Netflix invests considerable resources into Deep Learning in order to create a service which gives users what they want, ideally before they know it. That is to say modestly, using resources available to them through AWS without needing an entire data centre full of dedicated machines in order to create a Neural Network.
For these networks multiple models will usually be used from different datasets across a distributed network and for each configuration Netflix perform hyperparameter optimisation meaning each combination of parameters aims to measure the algorithm’s performance on an independent dataset using GPU-based parallelism.
Xavier Amatriain guided Netflix through a considerable programme of research to make sure the most appropriate and efficient techniques were being used in order to personalise the Netflix product for users. In this Slideshare, he talks about some of the lessons they learned from building ML systems and concludes how choosing the right metric and understanding dependencies between data and models are vital.
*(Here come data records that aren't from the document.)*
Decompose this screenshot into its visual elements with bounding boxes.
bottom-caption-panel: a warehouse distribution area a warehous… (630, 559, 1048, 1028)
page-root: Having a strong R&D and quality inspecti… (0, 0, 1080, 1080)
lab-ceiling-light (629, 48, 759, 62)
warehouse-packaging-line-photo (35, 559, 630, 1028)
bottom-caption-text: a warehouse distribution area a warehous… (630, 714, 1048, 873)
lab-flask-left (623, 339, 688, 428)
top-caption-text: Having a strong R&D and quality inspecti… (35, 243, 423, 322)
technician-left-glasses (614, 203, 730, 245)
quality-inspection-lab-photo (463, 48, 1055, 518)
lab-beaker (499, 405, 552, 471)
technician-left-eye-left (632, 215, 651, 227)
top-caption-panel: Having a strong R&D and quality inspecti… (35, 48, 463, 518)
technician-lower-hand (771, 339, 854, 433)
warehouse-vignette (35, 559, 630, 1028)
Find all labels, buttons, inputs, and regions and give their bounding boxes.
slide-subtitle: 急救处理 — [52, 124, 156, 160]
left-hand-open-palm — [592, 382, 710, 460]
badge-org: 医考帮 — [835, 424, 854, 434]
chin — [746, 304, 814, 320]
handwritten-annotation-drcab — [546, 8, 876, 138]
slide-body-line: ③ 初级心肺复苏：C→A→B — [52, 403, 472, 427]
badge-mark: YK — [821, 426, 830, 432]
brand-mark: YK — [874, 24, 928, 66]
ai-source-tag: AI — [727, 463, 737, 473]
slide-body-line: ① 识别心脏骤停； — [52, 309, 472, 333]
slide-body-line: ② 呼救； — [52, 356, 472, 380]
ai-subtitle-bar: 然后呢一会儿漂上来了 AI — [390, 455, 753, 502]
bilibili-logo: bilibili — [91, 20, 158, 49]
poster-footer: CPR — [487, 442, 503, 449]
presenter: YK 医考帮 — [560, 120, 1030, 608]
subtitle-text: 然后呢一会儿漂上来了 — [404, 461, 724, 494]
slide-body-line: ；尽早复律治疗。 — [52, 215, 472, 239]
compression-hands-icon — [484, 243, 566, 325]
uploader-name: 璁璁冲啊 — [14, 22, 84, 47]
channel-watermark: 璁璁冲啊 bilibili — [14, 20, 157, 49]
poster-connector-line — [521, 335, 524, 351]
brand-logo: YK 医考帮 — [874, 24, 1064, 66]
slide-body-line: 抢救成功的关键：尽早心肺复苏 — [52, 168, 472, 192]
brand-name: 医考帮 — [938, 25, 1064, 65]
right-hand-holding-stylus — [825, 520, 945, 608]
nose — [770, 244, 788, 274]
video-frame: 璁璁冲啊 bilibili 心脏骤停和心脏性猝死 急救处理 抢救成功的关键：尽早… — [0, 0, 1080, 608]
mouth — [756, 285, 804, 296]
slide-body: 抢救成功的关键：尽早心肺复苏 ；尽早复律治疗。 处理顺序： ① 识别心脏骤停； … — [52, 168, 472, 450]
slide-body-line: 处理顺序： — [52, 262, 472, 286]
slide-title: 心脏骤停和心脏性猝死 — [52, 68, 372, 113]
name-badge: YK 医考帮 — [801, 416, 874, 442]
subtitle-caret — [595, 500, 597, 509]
In summary Amatriain’s ten lessons from building machine learning systems are –
1. More data
vs & better models – challenging the notion that more data gives you better models and that a certain amount of data will allow a test to reach it’s elastic limit at a certain point.
2. You might not need all of your big data – being economical with big data can sometimes produce better results if the sample data quality is hand picked.
3. The fact that a more complex model does not improve things does not mean you don’t need one – be prepared that if a model is more complex it may not show up improvements in a test where the sample set is too simple.
4. Be thoughtful about your training data – unforeseen behaviours for training data and contraindications such as movies being abandoned but rated or finished watching yet poorly rated.
5. Learn to deal with (The curse of) presentation bias – data is as a result of the films which Netflix have decided to show, which is a result of what the model is predicting as good, there could also be a bias on choice from positioning on the UI.
6. The UI is the algorithm’s only communication channel with that which matter most: the users – the UI is the sole channel for generating data for algorithms which means that a change of the UI may require a change in the algorithm.
7. Data and models are great. You know what’s even better? The right evaluation approach – measuring differences in metrics across statistically identical populations that each experience a different algorithm.
8. Distributing algorithms is important, but knowing at what level to do it is even more important – knowing when appropriate to deploy which algorithm across different populations, for combinations of hyperparameters and subsets of training data.
9. It pays off to be smart about choosing your hyperparameters – automate hyperparameter optimisation by choosing the right metric.
10. There are things you can do offline and there are things you can’t.. and there is nearline for everything in between – on-line like computations which are not required to be served in real-time rather than stale batch data for off-line and complex computation for real time.